"Well, well," said Jeanne-Marie, "I do not want to hear your secrets, as you know, unless you like to tell them; but I am not going to lose sight of you altogether till I hear you are safe with your friends. You must write me a letter from Spa, and if I do not hear or see anything of you in a week's time, I shall come and look after you."
"Yes, I will write," said Madelon; "and I wish—I wish I was not going away; I have been so happy here." And then she hid her face on Jeanne-Marie's shoulder, while the sky was all rosy with the sunset of the last of these peaceful summer days that our Madelon was to spend at Le Trooz.

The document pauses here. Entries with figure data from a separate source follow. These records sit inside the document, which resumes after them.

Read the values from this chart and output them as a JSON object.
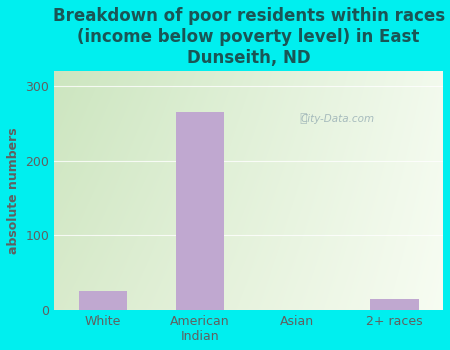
{
  "categories": [
    "White",
    "American\nIndian",
    "Asian",
    "2+ races"
  ],
  "values": [
    25,
    265,
    0,
    15
  ],
  "bar_color": "#c0a8d0",
  "title": "Breakdown of poor residents within races\n(income below poverty level) in East\nDunseith, ND",
  "ylabel": "absolute numbers",
  "ylim": [
    0,
    320
  ],
  "yticks": [
    0,
    100,
    200,
    300
  ],
  "background_color": "#00efef",
  "plot_bg_topleft": "#c8dbb0",
  "plot_bg_topright": "#e8f0e0",
  "plot_bg_bottomleft": "#d8e8c0",
  "plot_bg_bottomright": "#f8fdf5",
  "title_color": "#1a5555",
  "ylabel_color": "#606060",
  "tick_color": "#606060",
  "watermark": "City-Data.com",
  "title_fontsize": 12,
  "ylabel_fontsize": 9,
  "tick_fontsize": 9
}
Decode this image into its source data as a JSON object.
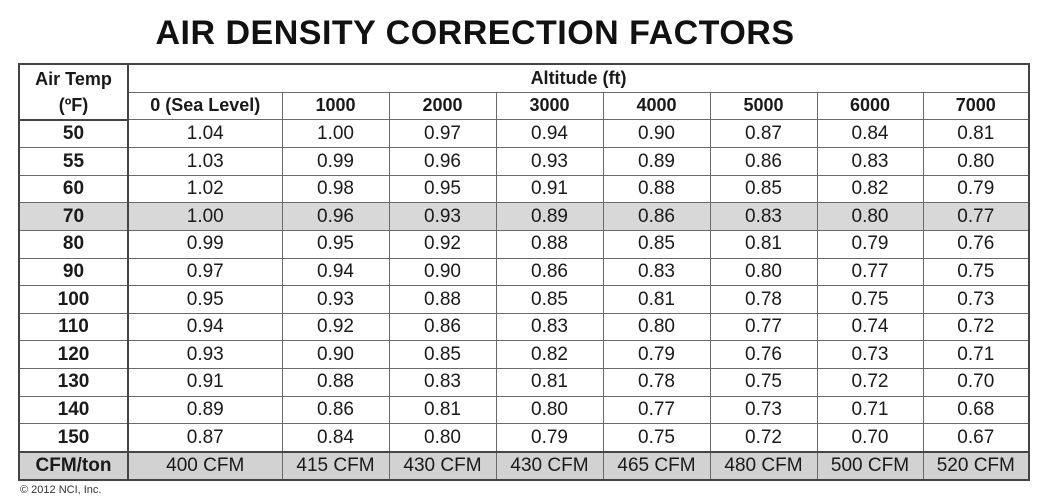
{
  "title": "AIR DENSITY CORRECTION FACTORS",
  "table": {
    "corner_label_line1": "Air Temp",
    "corner_label_line2": "(ºF)",
    "group_header": "Altitude (ft)",
    "altitudes": [
      "0 (Sea Level)",
      "1000",
      "2000",
      "3000",
      "4000",
      "5000",
      "6000",
      "7000"
    ],
    "rows": [
      {
        "temp": "50",
        "values": [
          "1.04",
          "1.00",
          "0.97",
          "0.94",
          "0.90",
          "0.87",
          "0.84",
          "0.81"
        ]
      },
      {
        "temp": "55",
        "values": [
          "1.03",
          "0.99",
          "0.96",
          "0.93",
          "0.89",
          "0.86",
          "0.83",
          "0.80"
        ]
      },
      {
        "temp": "60",
        "values": [
          "1.02",
          "0.98",
          "0.95",
          "0.91",
          "0.88",
          "0.85",
          "0.82",
          "0.79"
        ]
      },
      {
        "temp": "70",
        "values": [
          "1.00",
          "0.96",
          "0.93",
          "0.89",
          "0.86",
          "0.83",
          "0.80",
          "0.77"
        ],
        "highlighted": true
      },
      {
        "temp": "80",
        "values": [
          "0.99",
          "0.95",
          "0.92",
          "0.88",
          "0.85",
          "0.81",
          "0.79",
          "0.76"
        ]
      },
      {
        "temp": "90",
        "values": [
          "0.97",
          "0.94",
          "0.90",
          "0.86",
          "0.83",
          "0.80",
          "0.77",
          "0.75"
        ]
      },
      {
        "temp": "100",
        "values": [
          "0.95",
          "0.93",
          "0.88",
          "0.85",
          "0.81",
          "0.78",
          "0.75",
          "0.73"
        ]
      },
      {
        "temp": "110",
        "values": [
          "0.94",
          "0.92",
          "0.86",
          "0.83",
          "0.80",
          "0.77",
          "0.74",
          "0.72"
        ]
      },
      {
        "temp": "120",
        "values": [
          "0.93",
          "0.90",
          "0.85",
          "0.82",
          "0.79",
          "0.76",
          "0.73",
          "0.71"
        ]
      },
      {
        "temp": "130",
        "values": [
          "0.91",
          "0.88",
          "0.83",
          "0.81",
          "0.78",
          "0.75",
          "0.72",
          "0.70"
        ]
      },
      {
        "temp": "140",
        "values": [
          "0.89",
          "0.86",
          "0.81",
          "0.80",
          "0.77",
          "0.73",
          "0.71",
          "0.68"
        ]
      },
      {
        "temp": "150",
        "values": [
          "0.87",
          "0.84",
          "0.80",
          "0.79",
          "0.75",
          "0.72",
          "0.70",
          "0.67"
        ]
      }
    ],
    "footer": {
      "label": "CFM/ton",
      "values": [
        "400 CFM",
        "415 CFM",
        "430 CFM",
        "430 CFM",
        "465 CFM",
        "480 CFM",
        "500 CFM",
        "520 CFM"
      ]
    }
  },
  "copyright": "© 2012 NCI, Inc.",
  "colors": {
    "highlight_row": "#d8d8d8",
    "footer_row": "#d2d2d2",
    "grid_border": "#444444"
  }
}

Jeanne-Marie could not spare time to go again to Spa the next day, but she went with Madelon to the station, and waited till the train that bore her away was out of sight, and then, all lonely, she walked back to her empty house.
CHAPTER XVI.
How Madelon kept her Promise.
Madelon was standing in a little upper bedroom of the Hôtel de Madrid, a room so high up that from the window one looked over the tops of the trees in the Place Royale below, to the opposite hills. It was already dusk, but there was sufficient light to enable her to count over the little piles of gold that lay on the table before her, and which, as she counted, she put into a small canvas bag. It was the third evening after her arrival in Spa; she was preparing for her third visit to the Redoute, and this was what her capital of thirty francs had already produced.
The last ten-franc piece disappeared within the bag, and Madelon, taking her hat and cloak, began to put them on slowly, pausing as she did so to reflect.
"If I have the same luck this evening," she thinks, "to-morrow I shall be able to write to Monsieur Horace—if only I have—and why not? I have scarcely lost once these last two nights. Certainly it is better to play in the evening than in the daytime. I remember now that papa once said so, and to-night I feel certain—yes, I feel certain that I shall win—and then to- morrow——"
She clasped her hands in ecstasy; she looked up at the evening sky. It was a raw, grey September evening, with gusts of wind and showers of rain at intervals. But Madelon cared nothing for the weather; her heart was all glowing with hope, and joy, and exultation. She put on her hat and veil, took up her money, and locking her door after her, ran downstairs. She hung the key up in Madame Bertrand's room, but Madame Bertrand was not there. On Madelon's arrival at the hotel she had found the excellent old woman ill, and unable to leave her room, and it was in her bed that she had given the child the warmest of welcomes, and from thence that she had issued various orders for her comfort and welfare. Her attack still kept her confined to her room, and thus it happened that our Madelon, quite independent, found herself at liberty to come and go just as she pleased.
She hung up her key, in the deserted little parlour, and, unchallenged, left the hotel, and went out into the tree- planted Place, where the band was playing, and people walking up and down under the chill grey skies. She felt very hopeful and joyous, so different from the first time she had started on the same errand, and the fact inspired her with ever- increasing confidence. She had failed then, and yet here she was, successful in her last attempts, ready to make another crowning trial, and with how many more chances in her favour! Surely she could not fail now!—and yet if she should! She was turning towards the Redoute, when an idea suddenly occurred to her—an idea most natural, arising, as it did, from that instinctive cry for more than human help, that awakes in every heart on great emergencies, and appealing, moreover, to that particular class of religious sentiment which in our little orphaned Madelon had most readily responded to convent teaching. What if it had been the Holy Virgin Mother who had been her protector in all these troubles, who had raised her up friends, and had brought her from death, as it were, to life again, to fulfil her promise? And if it were so,—which seemed most probable to Madelon,—would it not be well to invite her further protection, and even by some small offering to give emphasis to her prayers? Madelon's notions, it will be perceived, were not in strict accordance with convent orthodoxy, which would scarcely have been willing to recognize the Virgin's help in a successful escape from the convent itself; but orthodox notions were the last things with which it was to be expected our Madelon would trouble herself. Without other thought than that here might be another and sure way of furthering her one object, she made her way into a church, and expending two sous in a lighted taper, carried it to a little side chapel, where, above a flower-decorated altar, a beneficent Madonna seemed to welcome all sad orphans in the world to her all-protecting embrace.